Now, thanks to edge-side page assembly, the full-page streaming approach recovers its edge over the pre-loading version, because it is as efficient at loading the semi-static page part, and the dynamic page part starts loading earlier.

Returning users with a fresh cache

Streaming with Edge-side page assembly, for returning users

Now let’s examine what happens when a returning user revisits our streamed page with a fresh cache.

The edge re-sends the static page content from its cache.
As soon as the client receives the page head, it can start executing the script it already has in its cache.
- The script doesn’t need to get downloaded, only executed, which is faster.

Pre-loading with caching, for returning users

When a user revisits our pre-loaded page with a fresh cache, things are a bit different:

Thanks to the semi-static page part being cached on the client, the client can start rendering the page and executing the script at T=0s.
- Both the semi-static page part and the script take less time to load because they don’t need to be downloaded.
The client also starts pre-loading the dynamic page part at T=0s which is optimal.

Comparison (Returning users)

For returning users with a fresh cache, pre-loading gives earlier First-Paint than streaming. Pre-loading manages to load the page’s dynamic part as fast as streaming too.

Takeaways

What we can conclude from all of this is that both full-page streaming and split-page with pre-loading techniques improve page loading performance. Pre-loading wins over streaming and vice-versa in different contexts:

Pre-loading is the winner for returning users with a fresh browser cache, because static and semi-static content are processed immediately, and dynamic content is fetched with no added latency.
Otherwise,
- Without edge-side caching, the winner is streaming, because it starts loading page data, semi-static and dynamic, sooner.
- With edge-side caching, the winner is pre-loading, because it can serve cacheable page content early from the edge,
  - Except if we use edge-side page assembly, in which case the winner is streaming.
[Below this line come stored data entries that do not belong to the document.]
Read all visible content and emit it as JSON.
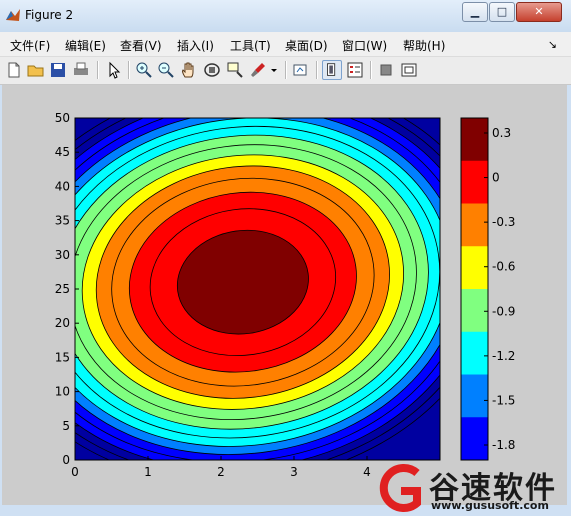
{
  "window": {
    "title": "Figure 2",
    "minimize_label": "▁",
    "maximize_label": "□",
    "close_label": "✕"
  },
  "menubar": {
    "items": [
      {
        "label": "文件(F)"
      },
      {
        "label": "编辑(E)"
      },
      {
        "label": "查看(V)"
      },
      {
        "label": "插入(I)"
      },
      {
        "label": "工具(T)"
      },
      {
        "label": "桌面(D)"
      },
      {
        "label": "窗口(W)"
      },
      {
        "label": "帮助(H)"
      }
    ],
    "overflow_label": "↘"
  },
  "toolbar": {
    "icons": [
      "new-figure-icon",
      "open-file-icon",
      "save-icon",
      "print-icon",
      "edit-plot-arrow-icon",
      "zoom-in-icon",
      "zoom-out-icon",
      "pan-hand-icon",
      "rotate-3d-icon",
      "data-cursor-icon",
      "brush-icon",
      "brush-dropdown-icon",
      "link-plot-icon",
      "colorbar-icon",
      "legend-icon",
      "hide-plot-tools-icon",
      "show-plot-tools-icon"
    ]
  },
  "chart_data": {
    "type": "contour",
    "title": "",
    "xlabel": "",
    "ylabel": "",
    "x_ticks": [
      "0",
      "1",
      "2",
      "3",
      "4"
    ],
    "y_ticks": [
      "0",
      "5",
      "10",
      "15",
      "20",
      "25",
      "30",
      "35",
      "40",
      "45",
      "50"
    ],
    "xlim": [
      0,
      5
    ],
    "ylim": [
      0,
      50
    ],
    "grid": false,
    "center": {
      "x": 2.3,
      "y": 26
    },
    "levels": [
      -1.8,
      -1.65,
      -1.5,
      -1.35,
      -1.2,
      -1.05,
      -0.9,
      -0.75,
      -0.6,
      -0.45,
      -0.3,
      -0.15,
      0,
      0.15,
      0.3
    ],
    "band_colors": [
      "#0000a0",
      "#0000ff",
      "#0080ff",
      "#00ffff",
      "#80ff80",
      "#ffff00",
      "#ff8000",
      "#ff0000",
      "#800000"
    ],
    "colorbar": {
      "ticks": [
        "0.3",
        "0",
        "-0.3",
        "-0.6",
        "-0.9",
        "-1.2",
        "-1.5",
        "-1.8"
      ],
      "colors": [
        "#800000",
        "#ff0000",
        "#ff8000",
        "#ffff00",
        "#80ff80",
        "#00ffff",
        "#0080ff",
        "#0000ff"
      ]
    }
  },
  "watermark": {
    "text": "谷速软件",
    "url": "www.gususoft.com"
  }
}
Support in mainstream frameworks

Streaming requires framework support.
- The good thing is that increasingly more frameworks support it
Streaming while taking advantage from the edge cache is possible in:
- Next.js via edge-side page assembly (via PPR)
- Frameworks that support streaming when deployed at the edge.
Pre-loading works well with traditional edge caching
- It does not require framework support. But for optimal developer experience, framework support is needed:
  - Server functions make it possible to call backend code from the frontend in a type safe way without having to declare endpoints. But to support both using server functions and pre-loading, the framework must provide at least APIs to get server function URLs. Currently, these APIs are either absent or not documented
- Astro’s server islands are the closest thing to implementing the split-page with pre-loading pattern with first-class DX.